Not being present in the moment is an epidemic in our country and its not just the younger generations like everyone believes. In speaking to young adults about not being present, they will tell you that their parents only half way listen to them because they are engaged in every other task but being present with them. It is really impacting them as they do not feel they are being listened to and are imitating us as they grow up.
How many of you have family or friends that are never in the present? I value those family and friends who when we are out are in the moment without any outside distractions. This is such an oddity today that moments like this stand out because of the meaningful and engaging times we have whether it’s being out on the golf course, having drinks or just sitting around talking. I seek to engage with these friends as much as I can. I have one dear friend that due to his lack of being in the present moment we have a rule that when we are together he can’t have his cell phone around when we are driving, playing golf, talking or having dinner because he won’t be in the moment.
The epidemic of not being in the present moment is, as you can well imagine, rampant in corporate America. As a consultant who regularly presents the results of critical engagements that my clients have paid a lot of money for; it is maddening to see most of your audience not present in the moment. They are checking their technology, doodling, not actively listening and/or digesting what you are saying. Clients often tell me Michael be ready because our senior executives are ADD and don’t listen; really? What a poor excuse; not being in the moment is accepted as the norm by so many people today.

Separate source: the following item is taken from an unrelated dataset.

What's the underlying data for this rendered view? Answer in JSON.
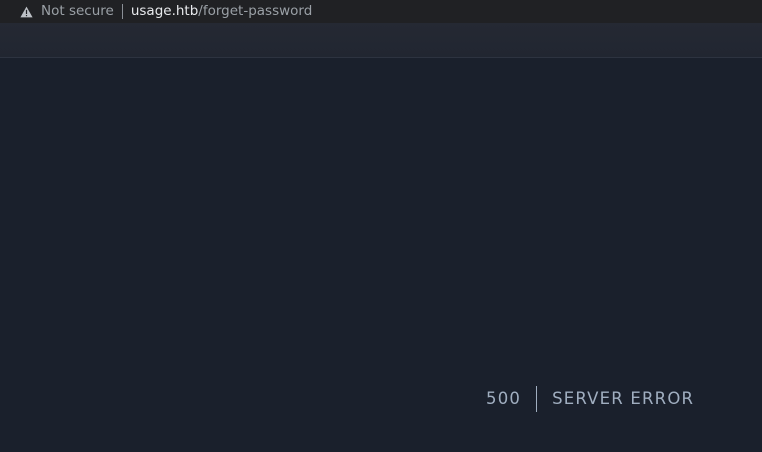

So, what are some steps to getting yourself to be present in the moment:
- Remember that not being fully immersed in the present is nothing more than a habit that you have the option of breaking right now, in this moment!
- Discard thoughts of depreciation. When you find yourself depreciating anyone or anything in your immediate present moment space, see if you can substitute a thought of appreciation. For example, rather than being bored by a conversation, shift your thoughts to, “I am going to spend the next few moments just loving this person for who he is, and nothing more.” This removal of judgment brings you back to being fully in the present.
- Take time to meditate. Meditation is difficult for many people because their thoughts are always on some distant object or place. One form of meditation is to label the thought as it appears and then choose to let it go. This practice helps you first become aware of your thoughts, which many of us need to do so that we can return to the present moment.
- Practice enjoying each phase of your meal (and your day!) for itself, rather than having your thoughts on dessert while you are consuming the appetizer or the glass of wine. The essence of the entire message here is to be here now. Is there really any other place to be?
- Detach yourself from your technology and have technology-free times when you are out with your family and friends. If you are out to dinner by yourself, sit at the bar and engage with others in conversation.
When you are present, nothing is missing. Time seems to stretch. And the reason it does is that it’s our thoughts—our crowded, worried minds—that make us feel so rushed.
When you are present, a day seems like a week; a month, like a year. Presence enables you to see that this body, your home, the place you’ve spent years trying to change, is a pretty cool place to be.